La trace de Chantal Mellet s’est perdue le 2 juillet 2020. Ce matin-là, comme tous les jours, le couple s’est levé aux aurores pour la traite des chèvres. Vers 8h30, l’exploitante agricole inscrit dans un carnet la quantité de lait recueillie. L’analyse graphologique est formelle : c’est bien son écriture. Mais que s’est-il passé ensuite ? La quinquagénaire a disparu sans prendre son téléphone, ni sa carte de crédit ou la moindre affaire. Malgré d’intenses recherches – notamment dans le domaine mais également les bois et étangs alentours – son corps n’a jamais été retrouvé.

L’information judiciaire requalifiée en « meurtre »

« Elle était dans son laboratoire en train de faire ses fromages, avait confié peu après sa disparition Frédéric Mellet à France Bleu Auxerre. Moi, j’étais à la traite des chèvres. Je l’ai dérangée deux minutes, je lui ai dit : "quand tu auras fini, il faudra qu’on parle d’un sujet personnel." Quand je l’ai cherchée sur le coup des 9 heures, il n’y avait plus personne. » En fin de matinée, l’homme se rend toutefois dans un magasin de bricolage. Son passage en caisse est enregistré à 11h10. C’est ce laps de temps qui intéresse les enquêteurs. D’abord ouverte pour « disparition inquiétante », l’information judiciaire a finalement été requalifiée en « meurtre » en octobre 2021.

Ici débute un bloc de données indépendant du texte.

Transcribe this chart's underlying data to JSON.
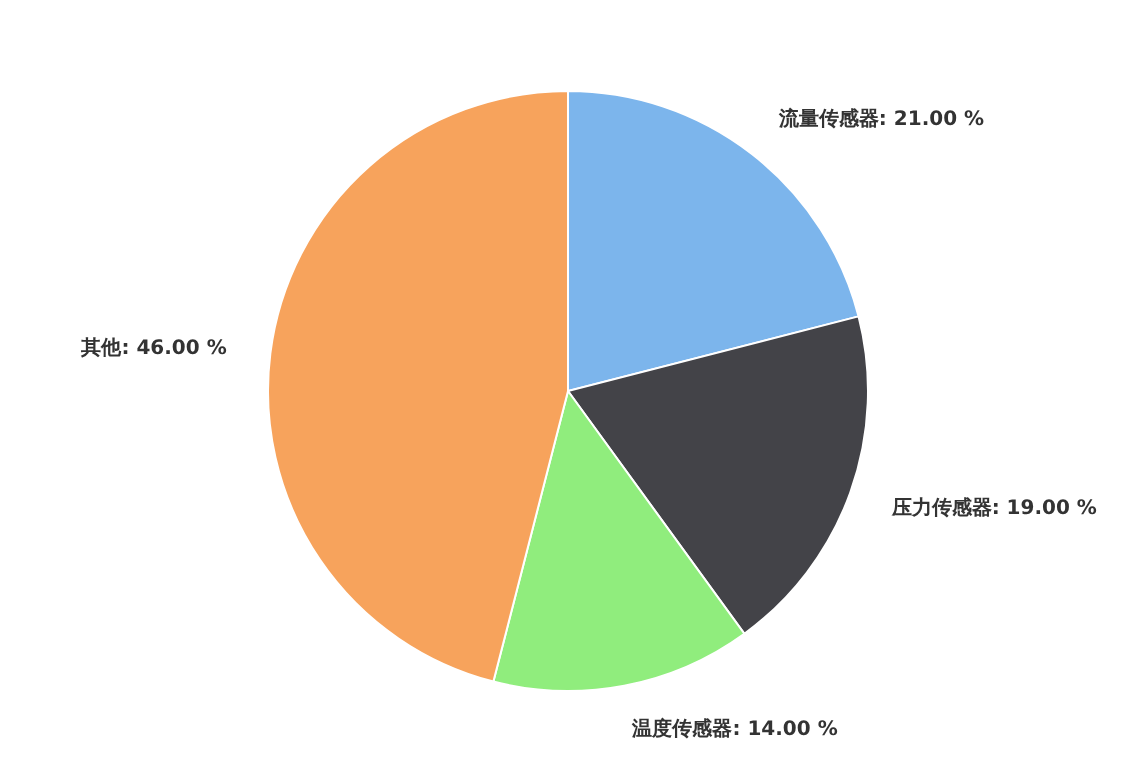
{
  "chart_data": {
    "type": "pie",
    "categories": [
      "流量传感器",
      "压力传感器",
      "温度传感器",
      "其他"
    ],
    "values": [
      21,
      19,
      14,
      46
    ],
    "value_labels": [
      "21.00 %",
      "19.00 %",
      "14.00 %",
      "46.00 %"
    ],
    "colors": [
      "#7cb5ec",
      "#434348",
      "#90ed7d",
      "#f7a35c"
    ]
  }
}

Comme dans l’affaire Jubillar, les enquêteurs relèvent que le climat familial est loin d’être au beau fixe. Le couple est marié depuis 1999 mais plusieurs témoins – à commencer par les filles du couple – attestent qu’il battait de l’aile. Chantal Mellet avait un amant – c’est d’ailleurs lui qui signalera sa disparition –, ce que son mari savait. Il assure qu’il souhaitait justement avoir une discussion sur le sujet avec elle le jour de sa disparition. « Je désirais lui demander de cesser cette relation, le jour des faits. Qu’on reprenne notre vie. Comme beaucoup de couples, il y a des hauts et des bas. Même si c’est compliqué, on reste unis, nous avons des enfants ensemble », a-t-il déclaré à L’Yonne républicaine en janvier 2022.

Portable éteint ou en mode avion

A l’époque de ces déclarations, Frédéric Mellet, n’est pas mis en cause. Il le sera cinq mois plus tard, en mai 2022, soit vingt-deux mois après la disparition de Chantal Mellet. Un élément déterminant va fragiliser son alibi : le changement de version de la fille cadette du couple. Selon cette information révélée par Le Parisien, cette dernière avait d’abord affirmé avoir vu son père sur l’exploitation, en se réveillant, vers 10 heures du matin. Un élément déterminant puisqu’il coïncide avec la disparition de sa mère. Mais placée en garde à vue, la jeune femme change de version et indique s’être levée vers 9 heures du matin et n’avoir vu ni son père ni son camion.

Les expertises menées sur le téléphone de Frédéric Mellet révèlent, par ailleurs, que l’appareil était en mode avion ou éteint entre 6h28 et 10h20. Un « élément inhabituel d’après l’examen de sa téléphonie », précise un arrêt de la chambre de l’instruction.

Mais est-ce suffisant ? Les avocats du mis en cause, Me Yasmina Belmokhtar et Frank Berton, n’ont eu de cesse de dénoncer la fragilité du dossier. A dix reprises, ils ont formulé des demandes de remises en liberté. A dix reprises, elles ont été rejetées. Les filles du mis en cause n’ont eu de cesse de le soutenir. Contacté Me Florian Lastelle, qui représente deux d’entre elles, n’a pas souhaité s’exprimer. Selon Le Parisien, l’instruction serait sur le point de se terminer.